因为无法在不改动官方CSV Importer代码的情况下，仅通过传入参数，使得它能适用于支付宝和微信的账单。我读代码的时候发现了以下几点主要的问题，或许还有更多：

支付宝和微信的账单都需要通过“收/支”一栏来判断该笔交易是收入还是支出，但官方CSV Importer并没有处理这一栏
官方CSV Importer提供了categorizer参数来用于给交易分类，但给categorizer传入的信息不足以用于分类
官方CSV Importer在读取文件全部内容的时候是直接open(file_name)而不是使用file.contents()，前者无法处理支付宝账单的编码问题。（由此我觉得写CSV Importer的人和beancount.ingest.cache.FileMemo的应该不是同一个人）。

自己动手写Importer

前言

代码已经放在Github上，可以与本文相互参阅。此外，我在写这个Importer的时候沿袭了官方CSV Importer的结构，同时还大量借鉴了lidongcao的思路。由于我并不使用bean-file，所以这个Importer也并没有支持bean-file。

详解

Constructor

    def __init__(
        self,
        config: Dict[Col, str],
        currency: str,
        file_name_prefix: str,
        skip_lines: int = 0,
        drcr_dict: Optional[Dict] = None,
        refund_keyword=None,
        account_map: Dict = {},
    ):
        """Constructor.

        Args:
          config: A dict of Col enum types to the names or indexes of the columns.
          currency: A currency string, the currenty of this account.
          file_name_prefix: Used for identification.
          skip_lines: Skip first x (garbage) lines of file.
          drcr_dict: A dict to determine whether a transcation is credit or debit.
          refund_keyword: The keyword to determine whether a transaction is a refund.
          account_map: A dict to find the account corresponding to the transactions.
        """

        assert isinstance(config, dict), "Invalid type: {}".format(config)
        self.config = config

        self.currency = currency
        assert isinstance(skip_lines, int)
        self.skip_lines = skip_lines
        self.drcr_dict = drcr_dict
        self.refund_keyword = refund_keyword
        self.account_map = account_map
        self.file_name_prefix = file_name_prefix

在config.py里有实例化Importer的示例，可以参照阅读。

config: 表示在Col中定义的有效信息分别对应csv账单文件的哪一列，可参照config.py
currency: 货币类型
file_name_prefix: 账单文件的文件名前缀，用于identify()方法
skip_lines: csv账单文件头的冗余行数
drcr_dict: 表示一笔交易是收入还是支出
refund_keyword: 退款交易记录的关键字
account_map: 用于判断交易涉及的账户，后文会详细介绍

Identify

    def identify(self, file: cache._FileMemo):
        if file.mimetype() != "text/csv":
            return False
        if not os.path.basename(file.name).startswith(self.file_name_prefix):
            return False
        iconfig, _ = normalize_config(self.config, file.head(), self.skip_lines)
        return len(iconfig) == len(self.config)

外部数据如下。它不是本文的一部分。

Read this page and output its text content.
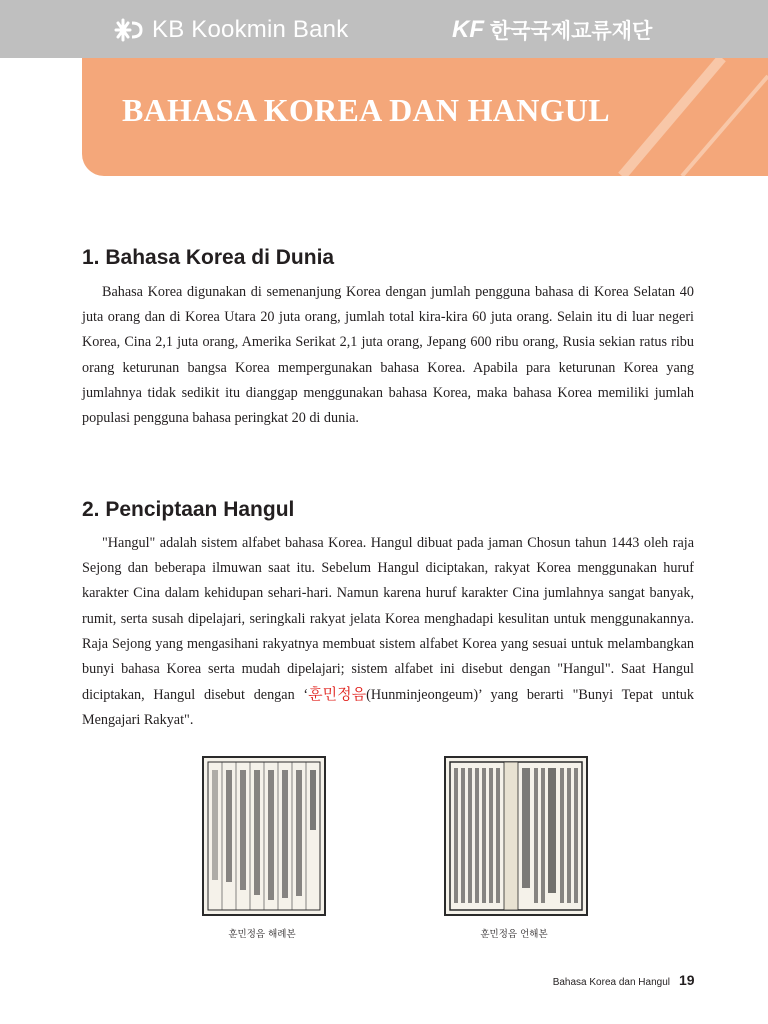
KB Kookmin Bank	KF 한국국제교류재단
BAHASA KOREA DAN HANGUL
1. Bahasa Korea di Dunia

Bahasa Korea digunakan di semenanjung Korea dengan jumlah pengguna bahasa di Korea Selatan 40 juta orang dan di Korea Utara 20 juta orang, jumlah total kira-kira 60 juta orang. Selain itu di luar negeri Korea, Cina 2,1 juta orang, Amerika Serikat 2,1 juta orang, Jepang 600 ribu orang, Rusia sekian ratus ribu orang keturunan bangsa Korea mempergunakan bahasa Korea. Apabila para keturunan Korea yang jumlahnya tidak sedikit itu dianggap menggunakan bahasa Korea, maka bahasa Korea memiliki jumlah populasi pengguna bahasa peringkat 20 di dunia.

2. Penciptaan Hangul

"Hangul" adalah sistem alfabet bahasa Korea. Hangul dibuat pada jaman Chosun tahun 1443 oleh raja Sejong dan beberapa ilmuwan saat itu. Sebelum Hangul diciptakan, rakyat Korea menggunakan huruf karakter Cina dalam kehidupan sehari-hari. Namun karena huruf karakter Cina jumlahnya sangat banyak, rumit, serta susah dipelajari, seringkali rakyat jelata Korea menghadapi kesulitan untuk menggunakannya. Raja Sejong yang mengasihani rakyatnya membuat sistem alfabet Korea yang sesuai untuk melambangkan bunyi bahasa Korea serta mudah dipelajari; sistem alfabet ini disebut dengan "Hangul". Saat Hangul diciptakan, Hangul disebut dengan ‘훈민정음(Hunminjeongeum)’ yang berarti "Bunyi Tepat untuk Mengajari Rakyat".

훈민정음 해례본	훈민정음 언해본
Bahasa Korea dan Hangul 19
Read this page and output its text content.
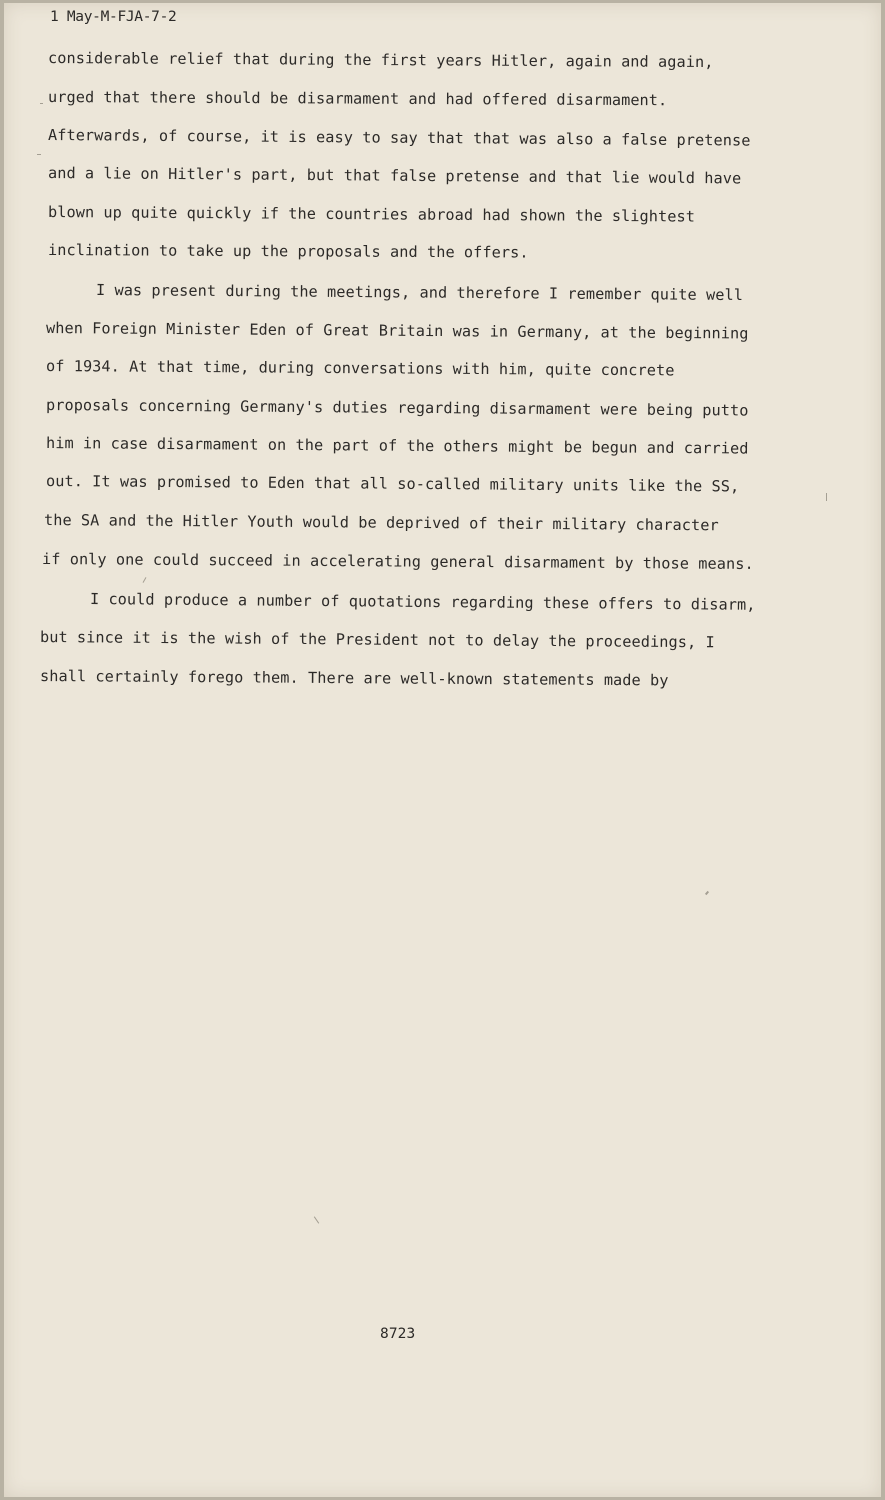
1 May-M-FJA-7-2
considerable relief that during the first years Hitler, again and again,
urged that there should be disarmament and had offered disarmament.
Afterwards, of course, it is easy to say that that was also a false pretense
and a lie on Hitler's part, but that false pretense and that lie would have
blown up quite quickly if the countries abroad had shown the slightest
inclination to take up the proposals and the offers.
I was present during the meetings, and therefore I remember quite well
when Foreign Minister Eden of Great Britain was in Germany, at the beginning
of 1934. At that time, during conversations with him, quite concrete
proposals concerning Germany's duties regarding disarmament were being putto
him in case disarmament on the part of the others might be begun and carried
out. It was promised to Eden that all so-called military units like the SS,
the SA and the Hitler Youth would be deprived of their military character
if only one could succeed in accelerating general disarmament by those means.
I could produce a number of quotations regarding these offers to disarm,
but since it is the wish of the President not to delay the proceedings, I
shall certainly forego them. There are well-known statements made by
8723
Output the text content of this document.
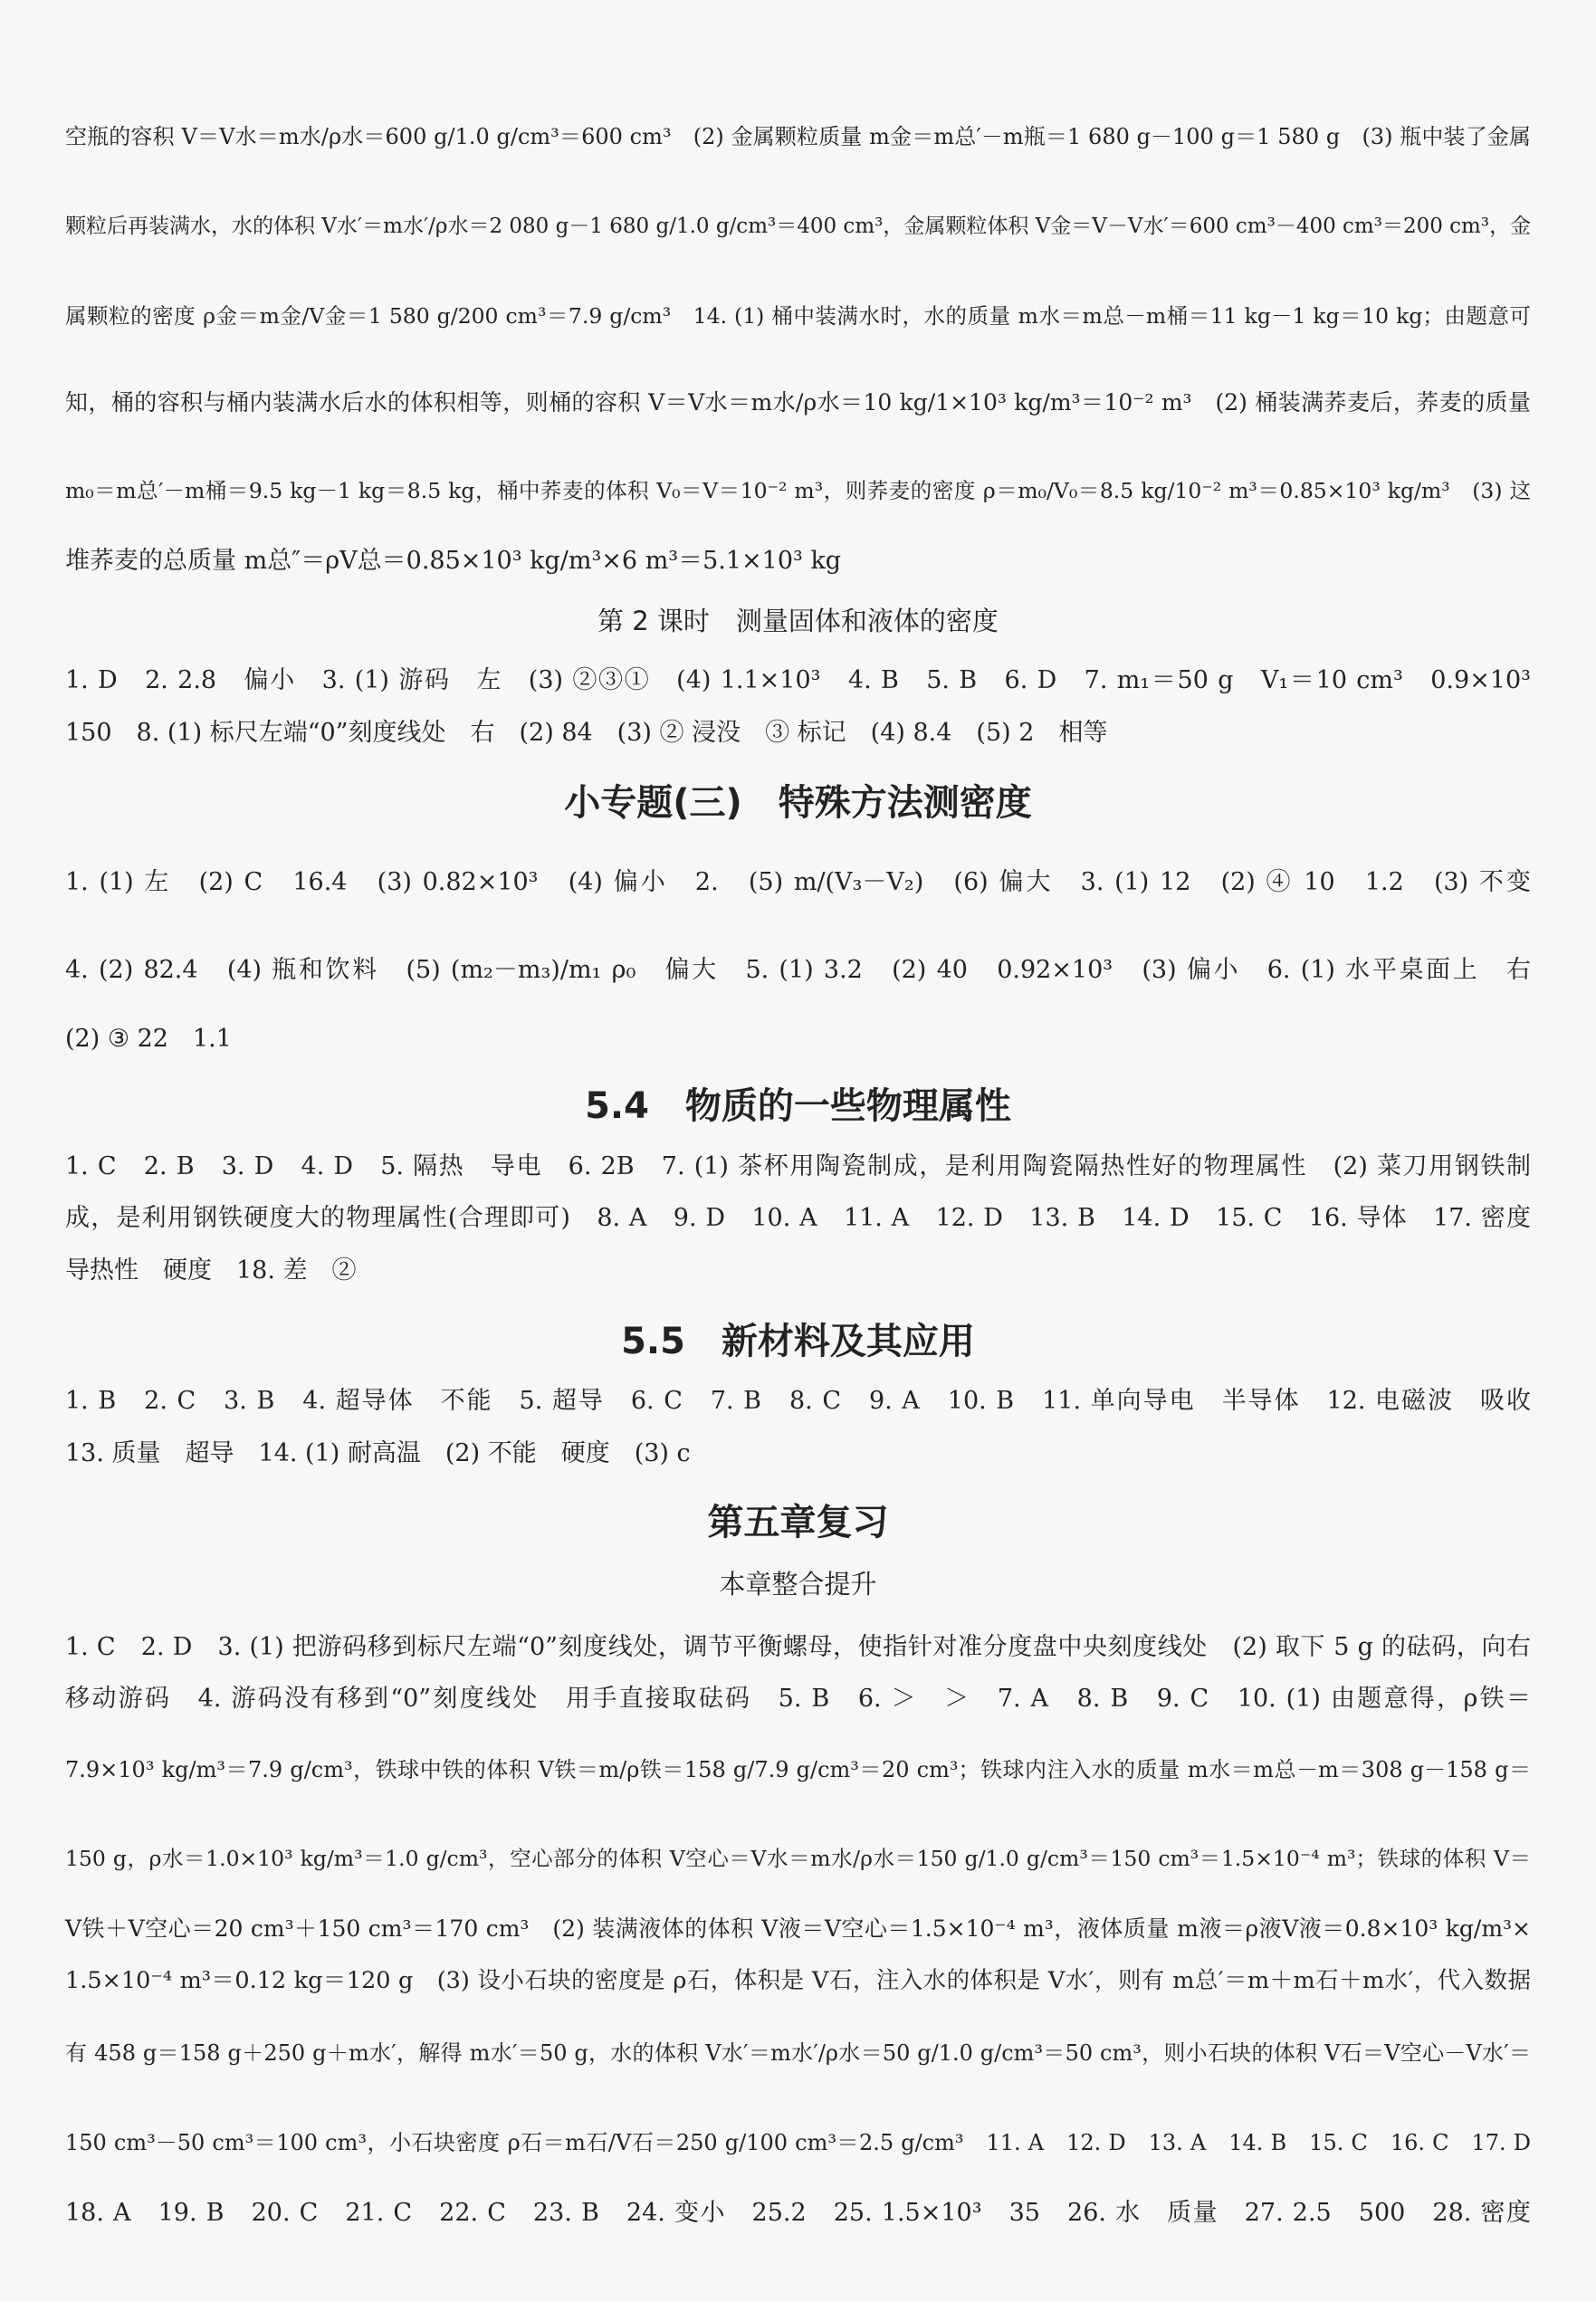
空瓶的容积 V＝V水＝m水/ρ水＝600 g/1.0 g/cm³＝600 cm³　(2) 金属颗粒质量 m金＝m总′－m瓶＝1 680 g－100 g＝1 580 g　(3) 瓶中装了金属
颗粒后再装满水，水的体积 V水′＝m水′/ρ水＝2 080 g－1 680 g/1.0 g/cm³＝400 cm³，金属颗粒体积 V金＝V－V水′＝600 cm³－400 cm³＝200 cm³，金
属颗粒的密度 ρ金＝m金/V金＝1 580 g/200 cm³＝7.9 g/cm³　14. (1) 桶中装满水时，水的质量 m水＝m总－m桶＝11 kg－1 kg＝10 kg；由题意可
知，桶的容积与桶内装满水后水的体积相等，则桶的容积 V＝V水＝m水/ρ水＝10 kg/1×10³ kg/m³＝10⁻² m³　(2) 桶装满荞麦后，荞麦的质量
m₀＝m总′－m桶＝9.5 kg－1 kg＝8.5 kg，桶中荞麦的体积 V₀＝V＝10⁻² m³，则荞麦的密度 ρ＝m₀/V₀＝8.5 kg/10⁻² m³＝0.85×10³ kg/m³　(3) 这
堆荞麦的总质量 m总″＝ρV总＝0.85×10³ kg/m³×6 m³＝5.1×10³ kg
第 2 课时　测量固体和液体的密度
1. D　2. 2.8　偏小　3. (1) 游码　左　(3) ②③①　(4) 1.1×10³　4. B　5. B　6. D　7. m₁＝50 g　V₁＝10 cm³　0.9×10³
150　8. (1) 标尺左端“0”刻度线处　右　(2) 84　(3) ② 浸没　③ 标记　(4) 8.4　(5) 2　相等
小专题(三)　特殊方法测密度
1. (1) 左　(2) C　16.4　(3) 0.82×10³　(4) 偏小　2.　(5) m/(V₃－V₂)　(6) 偏大　3. (1) 12　(2) ④ 10　1.2　(3) 不变
4. (2) 82.4　(4) 瓶和饮料　(5) (m₂－m₃)/m₁ ρ₀　偏大　5. (1) 3.2　(2) 40　0.92×10³　(3) 偏小　6. (1) 水平桌面上　右
(2) ③ 22　1.1
5.4　物质的一些物理属性
1. C　2. B　3. D　4. D　5. 隔热　导电　6. 2B　7. (1) 茶杯用陶瓷制成，是利用陶瓷隔热性好的物理属性　(2) 菜刀用钢铁制
成，是利用钢铁硬度大的物理属性(合理即可)　8. A　9. D　10. A　11. A　12. D　13. B　14. D　15. C　16. 导体　17. 密度
导热性　硬度　18. 差　②
5.5　新材料及其应用
1. B　2. C　3. B　4. 超导体　不能　5. 超导　6. C　7. B　8. C　9. A　10. B　11. 单向导电　半导体　12. 电磁波　吸收
13. 质量　超导　14. (1) 耐高温　(2) 不能　硬度　(3) c
第五章复习
本章整合提升
1. C　2. D　3. (1) 把游码移到标尺左端“0”刻度线处，调节平衡螺母，使指针对准分度盘中央刻度线处　(2) 取下 5 g 的砝码，向右
移动游码　4. 游码没有移到“0”刻度线处　用手直接取砝码　5. B　6. ＞　＞　7. A　8. B　9. C　10. (1) 由题意得，ρ铁＝
7.9×10³ kg/m³＝7.9 g/cm³，铁球中铁的体积 V铁＝m/ρ铁＝158 g/7.9 g/cm³＝20 cm³；铁球内注入水的质量 m水＝m总－m＝308 g－158 g＝
150 g，ρ水＝1.0×10³ kg/m³＝1.0 g/cm³，空心部分的体积 V空心＝V水＝m水/ρ水＝150 g/1.0 g/cm³＝150 cm³＝1.5×10⁻⁴ m³；铁球的体积 V＝
V铁＋V空心＝20 cm³＋150 cm³＝170 cm³　(2) 装满液体的体积 V液＝V空心＝1.5×10⁻⁴ m³，液体质量 m液＝ρ液V液＝0.8×10³ kg/m³×
1.5×10⁻⁴ m³＝0.12 kg＝120 g　(3) 设小石块的密度是 ρ石，体积是 V石，注入水的体积是 V水′，则有 m总′＝m＋m石＋m水′，代入数据
有 458 g＝158 g＋250 g＋m水′，解得 m水′＝50 g，水的体积 V水′＝m水′/ρ水＝50 g/1.0 g/cm³＝50 cm³，则小石块的体积 V石＝V空心－V水′＝
150 cm³－50 cm³＝100 cm³，小石块密度 ρ石＝m石/V石＝250 g/100 cm³＝2.5 g/cm³　11. A　12. D　13. A　14. B　15. C　16. C　17. D
18. A　19. B　20. C　21. C　22. C　23. B　24. 变小　25.2　25. 1.5×10³　35　26. 水　质量　27. 2.5　500　28. 密度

按照官方接口实现的函数，用于判断该Importer是否适用于传入的账单文件。

先使用简单的文件信息进行判断，然后判断self.config中指明的列名是否在csv文件中存在。

strip_blank

值得一提的是，normalize_config()这个函数使用了Python官方包里的csv.Sniffer.has_header()来判断csv文件是否有列名。但当我传入支付宝账单的时候，发现csv.Sniffer.has_header()竟然返回了False！仔细读了csv.Sniffer的代码之后，我由衷感叹写csv.Sniffer的老哥和支付宝写生成账单csv的老哥真是将遇良才，棋逢对手！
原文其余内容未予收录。